The Photo

WIEAYB

This is the photo I took for one of my most recent projects (a book cover).  I got the brief, and new exactly where I needed to photograph.  The book is full of things like grittiness, bleakness, urban exploration, raw emotion,  and Catholicism.  A derelict cathedral seemed pretty perfect.  Even so, I had the idea to get a more grandiose shot of the boarded-up front doors or one of the bell towers and its rotting roof.  But then around back, there was an outbuilding.  the stone cladding was falling off the brick structure underneath, and the Gothic windows were neatly and completely boarded up.  The whole place was remarkably free of crappy graffiti.  So I took the picture with my stupid ancient dSLR.

Out of all the shots I took, this was it.  I knew it, and the author knew it.  It was What The Story Looked Like.  I like that Chip Kidd mantra, that book covers are about showing what the story looks like, and it’s a good mantra to follow in all design, because it’s pretty much what design, especially graphic design, is about.   And this, in a nutshell, is what Where I End and You Begin looks like.

Book Covers

Intrastate

So I’ve been doing a lot of book cover commissions for self-published authors lately.  The whole self-publishing world’s on fire, so I’m jumping on the bandwagon doing both custom cover commissions and pre-made covers.  The pre-made model is interesting because while you’re essentially doing spec work, you’re doing it for yourself, not some scummy logo contest or something, and there’s always the possibility of selling a cover at some point down the road.  And the thing is, self-publishers don’t always have money to drop on a custom cover design, so a pre-made cover is a nice middle ground between commissioning a designer and doing it themselves (where results can range from adequate to disastrous).  Each cover is unique and it’ll only get sold once, but I can sell it cheaply because I save a lot of time not working to specific requirements or conversing with the client or doing revisions.  We’ll see how it goes.  Hope it works out, because book covers are a ton of fun to do.

Cave Temple

I was contacted a few months back by a design firm specializing in book covers about the use of an old digital painting I’d posted online for a book cover.  Since the original wasn’t nearly good enough resolution for print, I worked with the firm and produced a much better quality replica.  There were other changes as well, like beams of light filtering into the cave, a bluer hue, and the addition of butterflies, who are characters in the book.

Cave Temple 2

And for comparison, here’s the original painting, which I made in August of 2009, shortly after I got my tablet.  I think it’s one of the first complete digital paintings I did.  Having a couple extra years of practice definitely helped.  Other helpful factors were a better set of digital brushes and a newer version of Photoshop with improved workflow for digital painting.

Cave Temple Original

New Site Version

Just updated the site.  It’s looking pretty blank right now, but it’ll be pretty cool once all the content is configured.
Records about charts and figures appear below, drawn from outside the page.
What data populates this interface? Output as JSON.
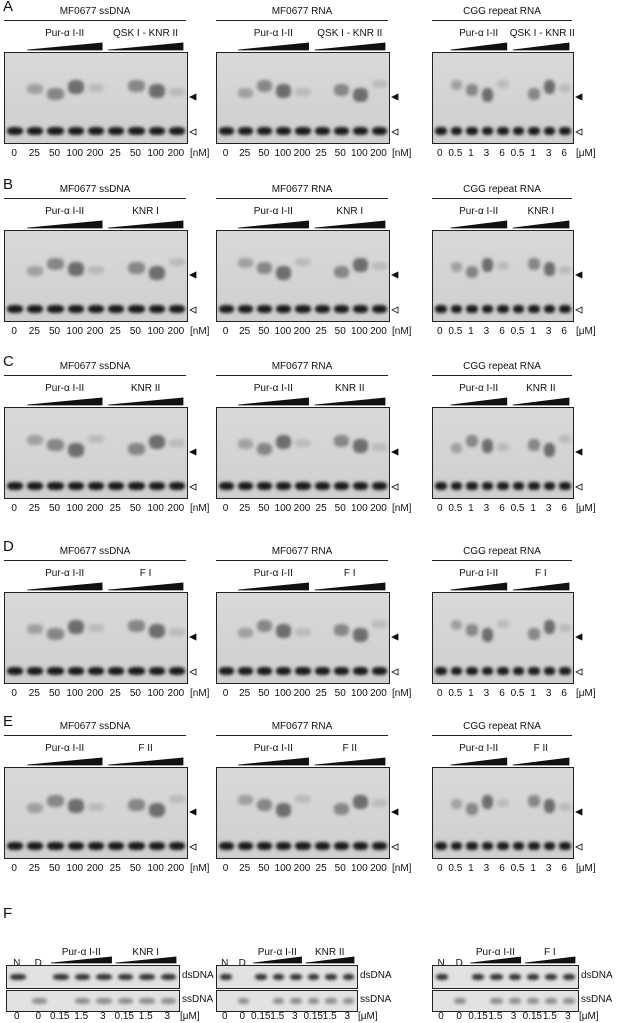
{
  "panels": [
    {
      "letter": "A",
      "gels": [
        {
          "title": "MF0677 ssDNA",
          "groups": [
            "Pur-α I-II",
            "QSK I - KNR II"
          ],
          "lanes": [
            "0",
            "25",
            "50",
            "100",
            "200",
            "25",
            "50",
            "100",
            "200"
          ],
          "unit": "[nM]"
        },
        {
          "title": "MF0677 RNA",
          "groups": [
            "Pur-α I-II",
            "QSK I - KNR II"
          ],
          "lanes": [
            "0",
            "25",
            "50",
            "100",
            "200",
            "25",
            "50",
            "100",
            "200"
          ],
          "unit": "[nM]"
        },
        {
          "title": "CGG repeat RNA",
          "groups": [
            "Pur-α I-II",
            "QSK I - KNR II"
          ],
          "lanes": [
            "0",
            "0.5",
            "1",
            "3",
            "6",
            "0.5",
            "1",
            "3",
            "6"
          ],
          "unit": "[μM]"
        }
      ]
    },
    {
      "letter": "B",
      "gels": [
        {
          "title": "MF0677 ssDNA",
          "groups": [
            "Pur-α I-II",
            "KNR I"
          ],
          "lanes": [
            "0",
            "25",
            "50",
            "100",
            "200",
            "25",
            "50",
            "100",
            "200"
          ],
          "unit": "[nM]"
        },
        {
          "title": "MF0677 RNA",
          "groups": [
            "Pur-α I-II",
            "KNR I"
          ],
          "lanes": [
            "0",
            "25",
            "50",
            "100",
            "200",
            "25",
            "50",
            "100",
            "200"
          ],
          "unit": "[nM]"
        },
        {
          "title": "CGG repeat RNA",
          "groups": [
            "Pur-α I-II",
            "KNR I"
          ],
          "lanes": [
            "0",
            "0.5",
            "1",
            "3",
            "6",
            "0.5",
            "1",
            "3",
            "6"
          ],
          "unit": "[μM]"
        }
      ]
    },
    {
      "letter": "C",
      "gels": [
        {
          "title": "MF0677 ssDNA",
          "groups": [
            "Pur-α I-II",
            "KNR II"
          ],
          "lanes": [
            "0",
            "25",
            "50",
            "100",
            "200",
            "25",
            "50",
            "100",
            "200"
          ],
          "unit": "[nM]"
        },
        {
          "title": "MF0677 RNA",
          "groups": [
            "Pur-α I-II",
            "KNR II"
          ],
          "lanes": [
            "0",
            "25",
            "50",
            "100",
            "200",
            "25",
            "50",
            "100",
            "200"
          ],
          "unit": "[nM]"
        },
        {
          "title": "CGG repeat RNA",
          "groups": [
            "Pur-α I-II",
            "KNR II"
          ],
          "lanes": [
            "0",
            "0.5",
            "1",
            "3",
            "6",
            "0.5",
            "1",
            "3",
            "6"
          ],
          "unit": "[μM]"
        }
      ]
    },
    {
      "letter": "D",
      "gels": [
        {
          "title": "MF0677 ssDNA",
          "groups": [
            "Pur-α I-II",
            "F I"
          ],
          "lanes": [
            "0",
            "25",
            "50",
            "100",
            "200",
            "25",
            "50",
            "100",
            "200"
          ],
          "unit": "[nM]"
        },
        {
          "title": "MF0677 RNA",
          "groups": [
            "Pur-α I-II",
            "F I"
          ],
          "lanes": [
            "0",
            "25",
            "50",
            "100",
            "200",
            "25",
            "50",
            "100",
            "200"
          ],
          "unit": "[nM]"
        },
        {
          "title": "CGG repeat RNA",
          "groups": [
            "Pur-α I-II",
            "F I"
          ],
          "lanes": [
            "0",
            "0.5",
            "1",
            "3",
            "6",
            "0.5",
            "1",
            "3",
            "6"
          ],
          "unit": "[μM]"
        }
      ]
    },
    {
      "letter": "E",
      "gels": [
        {
          "title": "MF0677 ssDNA",
          "groups": [
            "Pur-α I-II",
            "F II"
          ],
          "lanes": [
            "0",
            "25",
            "50",
            "100",
            "200",
            "25",
            "50",
            "100",
            "200"
          ],
          "unit": "[nM]"
        },
        {
          "title": "MF0677 RNA",
          "groups": [
            "Pur-α I-II",
            "F II"
          ],
          "lanes": [
            "0",
            "25",
            "50",
            "100",
            "200",
            "25",
            "50",
            "100",
            "200"
          ],
          "unit": "[nM]"
        },
        {
          "title": "CGG repeat RNA",
          "groups": [
            "Pur-α I-II",
            "F II"
          ],
          "lanes": [
            "0",
            "0.5",
            "1",
            "3",
            "6",
            "0.5",
            "1",
            "3",
            "6"
          ],
          "unit": "[μM]"
        }
      ]
    }
  ],
  "panel_f": {
    "letter": "F",
    "gels": [
      {
        "controls": [
          "N",
          "D"
        ],
        "groups": [
          "Pur-α I-II",
          "KNR I"
        ],
        "lanes": [
          "0",
          "0",
          "0.15",
          "1.5",
          "3",
          "0.15",
          "1.5",
          "3"
        ],
        "unit": "[μM]",
        "bands": [
          "dsDNA",
          "ssDNA"
        ]
      },
      {
        "controls": [
          "N",
          "D"
        ],
        "groups": [
          "Pur-α I-II",
          "KNR II"
        ],
        "lanes": [
          "0",
          "0",
          "0.15",
          "1.5",
          "3",
          "0.15",
          "1.5",
          "3"
        ],
        "unit": "[μM]",
        "bands": [
          "dsDNA",
          "ssDNA"
        ]
      },
      {
        "controls": [
          "N",
          "D"
        ],
        "groups": [
          "Pur-α I-II",
          "F I"
        ],
        "lanes": [
          "0",
          "0",
          "0.15",
          "1.5",
          "3",
          "0.15",
          "1.5",
          "3"
        ],
        "unit": "[μM]",
        "bands": [
          "dsDNA",
          "ssDNA"
        ]
      }
    ]
  }
}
This new theme has much better front page presentation, which is probably the main improvement.  I can feature and link work visually, rather than just supplying text links.  I wanted a thumbnail grid layout on the front page, but I also wanted to be able to pick and choose projects and order them arbitrarily.  The WordPress plugin offerings are surprisingly lacking in this area – most options treat portfolio items as posts, require generating a mess of shortcode with ID-based inclusions and exclusions to get it to show the projects you want, or come bogged down with ugly styling and Javascript bloat that I’d have to strip down – so I coded up my own widget-based solution.  The front page is basically a giant widget area into which I can drag instances of a custom widget designed to create a link to the selected project and display the associated featured image.  There are definitely more efficient ways to do this and make the function more versatile, but this method was very straightforward to write.  Future work to come!
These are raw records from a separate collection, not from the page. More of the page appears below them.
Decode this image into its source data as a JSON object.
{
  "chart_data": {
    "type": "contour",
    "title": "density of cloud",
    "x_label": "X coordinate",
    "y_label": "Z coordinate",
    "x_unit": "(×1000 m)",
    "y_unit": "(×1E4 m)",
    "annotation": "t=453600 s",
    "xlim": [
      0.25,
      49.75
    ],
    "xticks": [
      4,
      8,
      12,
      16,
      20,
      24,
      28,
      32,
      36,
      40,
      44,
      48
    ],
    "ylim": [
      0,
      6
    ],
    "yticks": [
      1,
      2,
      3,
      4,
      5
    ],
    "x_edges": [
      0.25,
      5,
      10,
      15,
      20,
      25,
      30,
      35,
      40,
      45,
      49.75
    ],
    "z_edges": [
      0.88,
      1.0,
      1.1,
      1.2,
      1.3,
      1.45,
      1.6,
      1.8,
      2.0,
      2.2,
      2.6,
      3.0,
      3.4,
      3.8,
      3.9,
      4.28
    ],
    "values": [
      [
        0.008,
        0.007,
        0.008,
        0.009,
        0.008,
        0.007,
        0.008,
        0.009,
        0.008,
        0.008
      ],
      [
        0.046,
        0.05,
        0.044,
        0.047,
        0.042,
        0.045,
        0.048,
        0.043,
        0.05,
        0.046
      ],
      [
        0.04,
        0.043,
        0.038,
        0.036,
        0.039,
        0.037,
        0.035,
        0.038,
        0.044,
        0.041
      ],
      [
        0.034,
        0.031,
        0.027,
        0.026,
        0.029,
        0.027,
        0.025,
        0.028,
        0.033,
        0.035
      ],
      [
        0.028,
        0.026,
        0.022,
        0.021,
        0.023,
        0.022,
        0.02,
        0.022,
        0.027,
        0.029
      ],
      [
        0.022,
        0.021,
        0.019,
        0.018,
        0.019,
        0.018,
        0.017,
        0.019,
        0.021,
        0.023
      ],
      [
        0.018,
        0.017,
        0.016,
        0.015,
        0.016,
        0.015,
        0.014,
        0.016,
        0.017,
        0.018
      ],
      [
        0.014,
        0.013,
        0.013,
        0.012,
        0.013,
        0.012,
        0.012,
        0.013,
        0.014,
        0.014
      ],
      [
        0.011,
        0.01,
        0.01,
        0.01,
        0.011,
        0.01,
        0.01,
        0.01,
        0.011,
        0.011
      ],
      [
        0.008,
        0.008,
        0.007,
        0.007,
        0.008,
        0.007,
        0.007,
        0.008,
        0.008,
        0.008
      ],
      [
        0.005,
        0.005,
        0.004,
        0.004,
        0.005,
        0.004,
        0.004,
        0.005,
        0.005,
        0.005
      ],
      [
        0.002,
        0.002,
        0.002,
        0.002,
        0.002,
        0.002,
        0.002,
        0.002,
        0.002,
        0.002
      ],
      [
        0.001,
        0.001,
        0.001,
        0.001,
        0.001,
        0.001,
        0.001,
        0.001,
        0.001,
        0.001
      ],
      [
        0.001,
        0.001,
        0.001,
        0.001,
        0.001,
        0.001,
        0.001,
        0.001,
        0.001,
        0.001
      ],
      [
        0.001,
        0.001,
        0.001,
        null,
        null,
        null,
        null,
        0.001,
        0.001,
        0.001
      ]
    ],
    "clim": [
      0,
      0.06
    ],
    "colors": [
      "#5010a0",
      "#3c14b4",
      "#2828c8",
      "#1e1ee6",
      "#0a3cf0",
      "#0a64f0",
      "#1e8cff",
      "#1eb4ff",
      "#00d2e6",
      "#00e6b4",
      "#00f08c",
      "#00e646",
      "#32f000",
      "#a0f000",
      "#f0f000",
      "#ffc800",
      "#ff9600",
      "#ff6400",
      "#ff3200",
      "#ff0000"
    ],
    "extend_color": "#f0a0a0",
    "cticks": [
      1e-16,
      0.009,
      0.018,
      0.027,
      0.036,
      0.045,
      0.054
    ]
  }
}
I also played around with some responsive design in this theme.  I tossed my (admittedly ancient) go-to theme starter that I’d hacked together over the years, and picked up and adapted Automattic’s _s theme, which provides great foundation code for responsive styling.  I learn a lot from building on (and breaking) existing code, so building this theme to be responsive using some updating CSS techniques and playing with jQuery was an excellent learning experience.
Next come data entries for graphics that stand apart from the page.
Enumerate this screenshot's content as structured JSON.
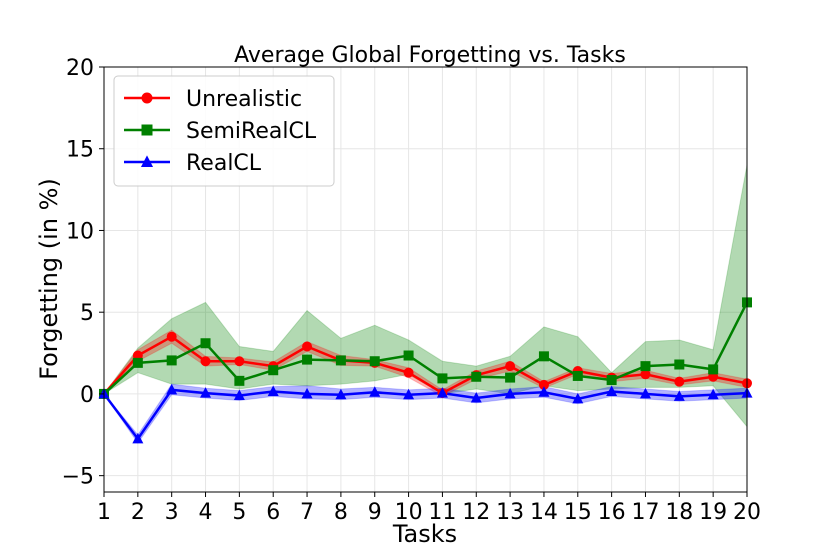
{
  "chart_data": {
    "type": "line",
    "title": "Average Global Forgetting vs. Tasks",
    "xlabel": "Tasks",
    "ylabel": "Forgetting (in %)",
    "x": [
      1,
      2,
      3,
      4,
      5,
      6,
      7,
      8,
      9,
      10,
      11,
      12,
      13,
      14,
      15,
      16,
      17,
      18,
      19,
      20
    ],
    "xlim": [
      1,
      20
    ],
    "ylim": [
      -6,
      20
    ],
    "yticks": [
      -5,
      0,
      5,
      10,
      15,
      20
    ],
    "grid": true,
    "legend_position": "top-left",
    "series": [
      {
        "name": "Unrealistic",
        "color": "#ff0000",
        "marker": "circle",
        "values": [
          0.0,
          2.35,
          3.5,
          2.0,
          2.0,
          1.7,
          2.9,
          2.05,
          1.9,
          1.3,
          0.05,
          1.15,
          1.7,
          0.55,
          1.4,
          1.0,
          1.2,
          0.75,
          1.05,
          0.65
        ],
        "lower": [
          0.0,
          2.0,
          3.1,
          1.7,
          1.8,
          1.45,
          2.6,
          1.75,
          1.7,
          1.0,
          -0.15,
          0.9,
          1.4,
          0.35,
          1.2,
          0.75,
          0.95,
          0.55,
          0.8,
          0.4
        ],
        "upper": [
          0.0,
          2.7,
          3.9,
          2.3,
          2.2,
          1.95,
          3.2,
          2.35,
          2.1,
          1.6,
          0.25,
          1.4,
          2.0,
          0.75,
          1.6,
          1.25,
          1.45,
          0.95,
          1.3,
          0.9
        ]
      },
      {
        "name": "SemiRealCL",
        "color": "#008000",
        "marker": "square",
        "values": [
          0.0,
          1.9,
          2.05,
          3.1,
          0.8,
          1.45,
          2.1,
          2.05,
          2.0,
          2.35,
          0.95,
          1.05,
          1.0,
          2.3,
          1.1,
          0.85,
          1.7,
          1.8,
          1.5,
          5.6
        ],
        "lower": [
          0.0,
          1.3,
          0.6,
          0.6,
          0.3,
          0.6,
          0.5,
          0.6,
          0.8,
          1.2,
          0.0,
          0.3,
          0.0,
          0.5,
          0.2,
          0.3,
          0.4,
          0.4,
          0.5,
          -2.0
        ],
        "upper": [
          0.0,
          2.8,
          4.6,
          5.6,
          2.9,
          2.6,
          5.1,
          3.4,
          4.2,
          3.3,
          2.0,
          1.7,
          2.3,
          4.1,
          3.5,
          1.3,
          3.2,
          3.3,
          2.7,
          14.0
        ]
      },
      {
        "name": "RealCL",
        "color": "#0000ff",
        "marker": "triangle",
        "values": [
          0.0,
          -2.75,
          0.25,
          0.05,
          -0.1,
          0.15,
          0.0,
          -0.05,
          0.1,
          -0.05,
          0.05,
          -0.25,
          0.0,
          0.1,
          -0.3,
          0.15,
          0.0,
          -0.15,
          -0.05,
          0.05
        ],
        "lower": [
          0.0,
          -3.0,
          -0.05,
          -0.25,
          -0.4,
          -0.15,
          -0.3,
          -0.35,
          -0.2,
          -0.35,
          -0.25,
          -0.55,
          -0.3,
          -0.2,
          -0.6,
          -0.15,
          -0.3,
          -0.45,
          -0.35,
          -0.25
        ],
        "upper": [
          0.0,
          -2.5,
          0.6,
          0.35,
          0.2,
          0.45,
          0.5,
          0.3,
          0.4,
          0.25,
          0.35,
          0.05,
          0.3,
          0.45,
          0.0,
          0.45,
          0.3,
          0.15,
          0.25,
          0.35
        ]
      }
    ]
  }
}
As for the styling, I change my mind a lot.  I set this new theme up to be a better portfolio theme overall, so for future revisions, I can just overhaul the stylesheet, rather than starting from scratch on a new theme every time I get bored of the design.  I”m always looking back and trying to improve things, whether it be the design or the underlying code.

Enjoy!

A Million A Day

I’ve been getting myself up to snuff in animal anatomy, especially dynamic poses.  Much of my drawing lately has been technical and logo design, so properly drawn animals have fallen by the wayside, so I just wanted to post a small sample of what I’m practicing.  This blog isn’t about me posting polished pieces that I’ve fretted over for ages, it’s about what and how I draw and things that interest and inspire me.

Now I just need to draw a million of these a day.